“Hasn’t he been standing here since the game launched?” My brother asked. It turns out this particular NPC had and I then had to explain that as a starting area, many of the non-player characters were static or had fixed routes around set locations.
“But do any of the characters have autonomy?”
“Well, no. Not that I can think of. They’re all scripted in some form or another.” I replied.
“Don’t you find that a bit, off-putting?”
“How do you mean?” I probed. “As in, seeing the same NPC’s never doing anything differently?”
“Exactly. How are you supposed to role-play when they’re a constant reminder of how everything is scripted?”
It’s at this point that yes, I had to admit my brother was right. He has tried MMOs in the past, notably Guild Wars 2, but unfortunately for him he spent so much time admiring the game world he never actually leveled up. I think even now, after all these years, his Guardian is barely over level 15 but he still jumps on now and again to have a look around.
I decided to show him Black Desert Online recently. My intention was for him to play around with the character creator and as a designer, it’s often the only thing that tends to appeal to him (outside of the physical game world on offer). Having already watched me running around when the game launched, he was impressed. It’s when he then followed creation through to the game world that he noticed his experienced upon entering the first major town was the same as mine.
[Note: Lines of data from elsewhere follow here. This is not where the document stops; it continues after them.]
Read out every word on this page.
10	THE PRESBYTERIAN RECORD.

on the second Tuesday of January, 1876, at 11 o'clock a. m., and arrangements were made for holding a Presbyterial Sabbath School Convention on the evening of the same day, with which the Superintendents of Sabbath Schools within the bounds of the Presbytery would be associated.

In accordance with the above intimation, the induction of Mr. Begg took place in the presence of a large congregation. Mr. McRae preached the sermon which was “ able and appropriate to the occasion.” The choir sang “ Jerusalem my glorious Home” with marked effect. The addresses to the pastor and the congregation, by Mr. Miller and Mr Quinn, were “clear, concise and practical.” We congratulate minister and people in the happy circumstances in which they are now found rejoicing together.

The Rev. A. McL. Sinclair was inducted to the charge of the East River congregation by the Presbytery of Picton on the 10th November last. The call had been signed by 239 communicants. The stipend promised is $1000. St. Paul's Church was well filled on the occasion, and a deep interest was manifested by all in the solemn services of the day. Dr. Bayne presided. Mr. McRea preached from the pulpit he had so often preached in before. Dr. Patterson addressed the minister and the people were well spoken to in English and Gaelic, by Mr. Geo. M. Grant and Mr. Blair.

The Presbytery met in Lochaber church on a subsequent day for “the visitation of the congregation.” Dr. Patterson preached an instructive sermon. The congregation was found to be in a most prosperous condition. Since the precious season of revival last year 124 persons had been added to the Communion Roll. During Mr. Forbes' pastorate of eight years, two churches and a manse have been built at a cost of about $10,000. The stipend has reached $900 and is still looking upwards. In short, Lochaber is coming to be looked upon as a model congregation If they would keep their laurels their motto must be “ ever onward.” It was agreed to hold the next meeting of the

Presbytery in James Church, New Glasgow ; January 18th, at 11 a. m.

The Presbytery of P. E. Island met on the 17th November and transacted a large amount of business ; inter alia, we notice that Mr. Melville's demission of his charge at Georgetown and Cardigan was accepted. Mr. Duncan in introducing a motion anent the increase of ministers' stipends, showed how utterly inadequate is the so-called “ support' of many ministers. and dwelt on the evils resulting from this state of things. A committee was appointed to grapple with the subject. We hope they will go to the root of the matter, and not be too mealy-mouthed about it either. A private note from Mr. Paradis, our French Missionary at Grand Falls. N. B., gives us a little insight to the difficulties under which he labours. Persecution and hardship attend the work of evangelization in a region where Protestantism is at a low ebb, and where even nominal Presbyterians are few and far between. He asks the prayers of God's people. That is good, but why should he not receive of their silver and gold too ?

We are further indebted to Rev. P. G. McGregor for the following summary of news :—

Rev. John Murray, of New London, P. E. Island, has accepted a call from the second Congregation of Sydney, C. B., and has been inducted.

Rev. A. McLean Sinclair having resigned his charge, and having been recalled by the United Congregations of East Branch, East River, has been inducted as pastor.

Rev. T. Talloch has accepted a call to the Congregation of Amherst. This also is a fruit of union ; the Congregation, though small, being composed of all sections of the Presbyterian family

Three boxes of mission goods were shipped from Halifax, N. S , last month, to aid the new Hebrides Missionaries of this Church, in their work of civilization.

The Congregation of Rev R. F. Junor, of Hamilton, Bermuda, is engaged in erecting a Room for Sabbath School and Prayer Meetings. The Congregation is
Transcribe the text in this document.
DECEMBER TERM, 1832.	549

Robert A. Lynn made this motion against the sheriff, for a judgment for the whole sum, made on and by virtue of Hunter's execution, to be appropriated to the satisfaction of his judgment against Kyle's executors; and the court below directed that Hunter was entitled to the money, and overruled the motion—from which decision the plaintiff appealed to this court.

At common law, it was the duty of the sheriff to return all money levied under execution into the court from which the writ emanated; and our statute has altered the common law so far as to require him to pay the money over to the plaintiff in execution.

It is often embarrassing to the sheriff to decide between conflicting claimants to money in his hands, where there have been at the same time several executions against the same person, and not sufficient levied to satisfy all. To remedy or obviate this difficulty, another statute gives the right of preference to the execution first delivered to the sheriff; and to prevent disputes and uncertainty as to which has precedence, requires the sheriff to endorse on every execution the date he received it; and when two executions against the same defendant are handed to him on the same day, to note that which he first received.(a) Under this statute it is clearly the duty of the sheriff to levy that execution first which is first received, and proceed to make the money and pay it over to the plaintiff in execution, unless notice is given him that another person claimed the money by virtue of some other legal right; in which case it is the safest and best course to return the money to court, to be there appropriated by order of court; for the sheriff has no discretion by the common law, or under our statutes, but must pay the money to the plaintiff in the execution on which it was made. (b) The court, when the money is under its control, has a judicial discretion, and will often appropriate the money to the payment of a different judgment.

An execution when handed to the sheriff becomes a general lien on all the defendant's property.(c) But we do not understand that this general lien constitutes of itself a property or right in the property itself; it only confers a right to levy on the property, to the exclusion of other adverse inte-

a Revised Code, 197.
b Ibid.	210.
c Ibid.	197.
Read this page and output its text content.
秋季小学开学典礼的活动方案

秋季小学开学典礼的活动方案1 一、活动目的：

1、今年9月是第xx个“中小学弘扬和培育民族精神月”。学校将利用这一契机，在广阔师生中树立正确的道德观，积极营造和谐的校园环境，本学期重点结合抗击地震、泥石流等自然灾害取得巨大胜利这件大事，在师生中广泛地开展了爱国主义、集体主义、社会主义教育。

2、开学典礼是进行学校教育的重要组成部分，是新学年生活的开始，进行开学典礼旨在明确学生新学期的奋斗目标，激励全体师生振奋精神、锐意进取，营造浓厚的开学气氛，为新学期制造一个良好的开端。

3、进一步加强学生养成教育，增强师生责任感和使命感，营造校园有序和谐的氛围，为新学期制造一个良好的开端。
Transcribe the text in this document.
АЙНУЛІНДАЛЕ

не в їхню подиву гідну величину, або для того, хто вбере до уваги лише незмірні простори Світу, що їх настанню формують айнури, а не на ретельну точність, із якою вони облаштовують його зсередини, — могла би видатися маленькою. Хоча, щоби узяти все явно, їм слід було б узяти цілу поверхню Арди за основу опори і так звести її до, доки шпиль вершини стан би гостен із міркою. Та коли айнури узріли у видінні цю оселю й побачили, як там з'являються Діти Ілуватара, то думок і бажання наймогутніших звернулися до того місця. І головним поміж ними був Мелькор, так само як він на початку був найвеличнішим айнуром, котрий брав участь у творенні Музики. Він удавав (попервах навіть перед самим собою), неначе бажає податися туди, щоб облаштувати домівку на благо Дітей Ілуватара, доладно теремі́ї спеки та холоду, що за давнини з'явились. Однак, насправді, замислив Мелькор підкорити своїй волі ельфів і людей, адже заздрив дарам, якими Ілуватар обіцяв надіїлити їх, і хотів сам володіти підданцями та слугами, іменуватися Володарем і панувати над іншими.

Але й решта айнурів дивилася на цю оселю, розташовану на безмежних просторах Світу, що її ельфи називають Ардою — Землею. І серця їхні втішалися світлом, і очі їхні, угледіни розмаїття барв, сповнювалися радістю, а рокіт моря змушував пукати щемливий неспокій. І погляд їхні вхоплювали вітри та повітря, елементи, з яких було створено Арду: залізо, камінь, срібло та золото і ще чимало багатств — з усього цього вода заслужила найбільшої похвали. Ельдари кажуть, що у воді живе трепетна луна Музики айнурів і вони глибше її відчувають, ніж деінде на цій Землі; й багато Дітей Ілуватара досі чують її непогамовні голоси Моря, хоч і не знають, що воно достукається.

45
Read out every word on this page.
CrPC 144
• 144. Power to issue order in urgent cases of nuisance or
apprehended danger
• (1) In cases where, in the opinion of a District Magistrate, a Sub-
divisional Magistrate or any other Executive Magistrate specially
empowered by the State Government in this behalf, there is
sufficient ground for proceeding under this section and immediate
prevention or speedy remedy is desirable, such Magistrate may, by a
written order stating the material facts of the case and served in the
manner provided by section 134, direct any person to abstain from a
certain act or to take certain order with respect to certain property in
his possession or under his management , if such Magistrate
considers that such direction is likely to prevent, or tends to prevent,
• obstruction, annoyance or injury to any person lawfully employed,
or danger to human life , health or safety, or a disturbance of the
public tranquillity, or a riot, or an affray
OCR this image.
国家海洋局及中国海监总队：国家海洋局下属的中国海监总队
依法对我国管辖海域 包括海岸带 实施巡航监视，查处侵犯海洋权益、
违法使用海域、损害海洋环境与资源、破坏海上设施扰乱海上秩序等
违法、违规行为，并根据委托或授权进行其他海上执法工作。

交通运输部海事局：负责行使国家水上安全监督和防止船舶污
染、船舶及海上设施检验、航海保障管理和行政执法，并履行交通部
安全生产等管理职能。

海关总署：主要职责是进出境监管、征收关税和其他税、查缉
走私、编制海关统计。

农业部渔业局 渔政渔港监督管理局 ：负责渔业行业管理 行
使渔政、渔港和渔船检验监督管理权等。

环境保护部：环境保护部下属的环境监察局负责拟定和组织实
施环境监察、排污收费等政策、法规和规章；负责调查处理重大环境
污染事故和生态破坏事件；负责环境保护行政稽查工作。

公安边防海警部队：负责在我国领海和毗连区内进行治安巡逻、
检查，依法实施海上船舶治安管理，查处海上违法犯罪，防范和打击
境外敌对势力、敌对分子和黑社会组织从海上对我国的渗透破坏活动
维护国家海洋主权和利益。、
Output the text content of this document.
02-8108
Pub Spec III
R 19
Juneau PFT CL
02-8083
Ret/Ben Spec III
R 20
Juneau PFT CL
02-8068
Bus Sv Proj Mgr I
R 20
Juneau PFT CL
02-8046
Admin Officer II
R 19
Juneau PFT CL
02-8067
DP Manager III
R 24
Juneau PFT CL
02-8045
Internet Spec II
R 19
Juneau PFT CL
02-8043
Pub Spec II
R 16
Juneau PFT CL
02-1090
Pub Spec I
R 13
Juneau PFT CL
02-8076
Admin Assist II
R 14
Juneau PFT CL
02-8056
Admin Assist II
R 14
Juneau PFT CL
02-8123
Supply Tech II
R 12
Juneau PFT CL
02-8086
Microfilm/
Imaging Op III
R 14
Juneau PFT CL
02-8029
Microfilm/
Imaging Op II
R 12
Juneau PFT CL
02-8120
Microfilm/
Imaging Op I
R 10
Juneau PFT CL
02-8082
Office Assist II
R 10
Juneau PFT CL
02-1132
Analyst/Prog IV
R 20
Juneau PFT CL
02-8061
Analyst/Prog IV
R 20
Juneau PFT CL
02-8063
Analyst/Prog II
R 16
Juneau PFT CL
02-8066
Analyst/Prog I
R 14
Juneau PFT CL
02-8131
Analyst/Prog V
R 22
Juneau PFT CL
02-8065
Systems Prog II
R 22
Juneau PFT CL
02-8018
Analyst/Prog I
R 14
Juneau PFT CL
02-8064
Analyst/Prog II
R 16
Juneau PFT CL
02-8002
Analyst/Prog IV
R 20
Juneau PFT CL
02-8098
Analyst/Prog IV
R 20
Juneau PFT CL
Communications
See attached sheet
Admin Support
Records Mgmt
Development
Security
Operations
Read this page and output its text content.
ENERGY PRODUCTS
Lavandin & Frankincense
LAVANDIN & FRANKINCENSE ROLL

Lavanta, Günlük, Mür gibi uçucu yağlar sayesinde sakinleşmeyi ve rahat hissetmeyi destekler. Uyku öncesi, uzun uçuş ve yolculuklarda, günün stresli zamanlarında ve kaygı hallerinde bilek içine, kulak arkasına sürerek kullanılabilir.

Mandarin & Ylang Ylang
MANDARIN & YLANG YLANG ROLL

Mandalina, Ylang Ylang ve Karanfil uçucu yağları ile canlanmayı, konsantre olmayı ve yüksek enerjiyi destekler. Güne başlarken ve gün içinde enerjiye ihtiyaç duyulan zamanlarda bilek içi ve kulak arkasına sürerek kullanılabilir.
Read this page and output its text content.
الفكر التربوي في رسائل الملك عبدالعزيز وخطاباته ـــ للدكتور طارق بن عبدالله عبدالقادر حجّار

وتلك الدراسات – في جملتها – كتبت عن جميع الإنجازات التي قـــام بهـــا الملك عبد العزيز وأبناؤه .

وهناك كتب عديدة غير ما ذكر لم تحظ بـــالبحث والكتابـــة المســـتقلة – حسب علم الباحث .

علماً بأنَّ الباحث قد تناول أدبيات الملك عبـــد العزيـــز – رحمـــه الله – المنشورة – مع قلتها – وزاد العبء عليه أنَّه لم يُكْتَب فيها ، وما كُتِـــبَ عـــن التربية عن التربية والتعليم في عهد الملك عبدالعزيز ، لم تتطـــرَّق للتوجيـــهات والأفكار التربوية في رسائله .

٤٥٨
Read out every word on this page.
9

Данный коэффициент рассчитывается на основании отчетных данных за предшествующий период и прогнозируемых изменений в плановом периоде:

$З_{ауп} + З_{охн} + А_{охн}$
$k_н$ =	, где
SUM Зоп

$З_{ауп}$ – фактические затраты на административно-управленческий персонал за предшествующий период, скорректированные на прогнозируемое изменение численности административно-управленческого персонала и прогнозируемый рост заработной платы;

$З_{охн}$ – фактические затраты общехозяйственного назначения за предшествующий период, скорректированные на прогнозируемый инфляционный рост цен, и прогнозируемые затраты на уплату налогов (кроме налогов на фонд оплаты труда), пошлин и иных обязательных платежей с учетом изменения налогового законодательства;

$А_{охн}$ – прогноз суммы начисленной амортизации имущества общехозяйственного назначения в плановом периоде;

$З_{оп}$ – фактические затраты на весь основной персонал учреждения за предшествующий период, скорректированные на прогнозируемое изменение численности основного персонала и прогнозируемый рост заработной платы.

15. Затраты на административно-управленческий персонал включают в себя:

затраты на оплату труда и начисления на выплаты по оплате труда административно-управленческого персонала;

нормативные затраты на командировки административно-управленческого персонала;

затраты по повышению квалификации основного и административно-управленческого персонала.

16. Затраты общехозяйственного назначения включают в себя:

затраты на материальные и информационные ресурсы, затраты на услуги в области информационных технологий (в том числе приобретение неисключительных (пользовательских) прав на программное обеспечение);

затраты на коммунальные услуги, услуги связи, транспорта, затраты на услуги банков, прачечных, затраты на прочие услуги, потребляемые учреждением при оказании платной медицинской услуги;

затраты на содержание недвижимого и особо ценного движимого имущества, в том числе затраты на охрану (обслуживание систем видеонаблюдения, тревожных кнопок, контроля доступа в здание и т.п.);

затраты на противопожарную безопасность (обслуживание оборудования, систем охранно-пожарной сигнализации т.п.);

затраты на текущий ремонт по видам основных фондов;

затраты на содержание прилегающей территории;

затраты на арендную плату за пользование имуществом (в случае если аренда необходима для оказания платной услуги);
Every NPC was in the same place doing the same thing that they had been doing when he first saw me make my character. It’s here that we quickly began to talk about the nature of NPC’s in the genre and how players really view them. The topic of role-playing was soon on the menu and it’s something he certainly likes the thought of. Heck, even I like the thought of role-playing in MMOs: it’s the primary reason why I began playing them in the first place.
I do however understand his thought process and the level of immersion one can apply to a game world that’s clearly much more rigid that it proposes to be. Even Skyrim, a game often lauded for its freedom, I’ve often found jarring. My first experience in the game saw a cow standing on top of a house (delicately balanced, I might add) and I was soon chased out of town for no other reason than looking at a chicken. Yet despite such bugs and the frequency of them, people still find Skyrim immersive and the same principal applies to Black Desert Online as it does for any other MMO.
Yes NPC’s are static, yes they’ll still be at the same bank in three years’ time and yes they’ll still be having the same conversation. But to me, that alone shouldn’t define your game experience. In the grand scheme of things, restrictive NPC’s feels like a small compromise for all that we gain. We’d all have loved for EverQuest Next and its Storybricks to be in every single MMO, but the genre - certainly for me - is much more than its NPC’s. It’s about exploration with friends and a sense of being part of an expansive world, even with the odd blip to immersion.
From a role-play perspective, it’s a too narrow thought pattern to think this one thing alone is enough to dissuade players from being engaged. It would be like suggesting that you can’t be immersed in The Last Of Us because we you that the NPC’s in it and the struggles they’re facing aren’t real. At some point you have to look past what limits game developers face and embrace what they’ve offered, even if it means seeing the same NPC doing the same old thing.
What do you you think: do static NPC’s break immersion in MMOs? Does it bother you that they lack autonomy? Let me know.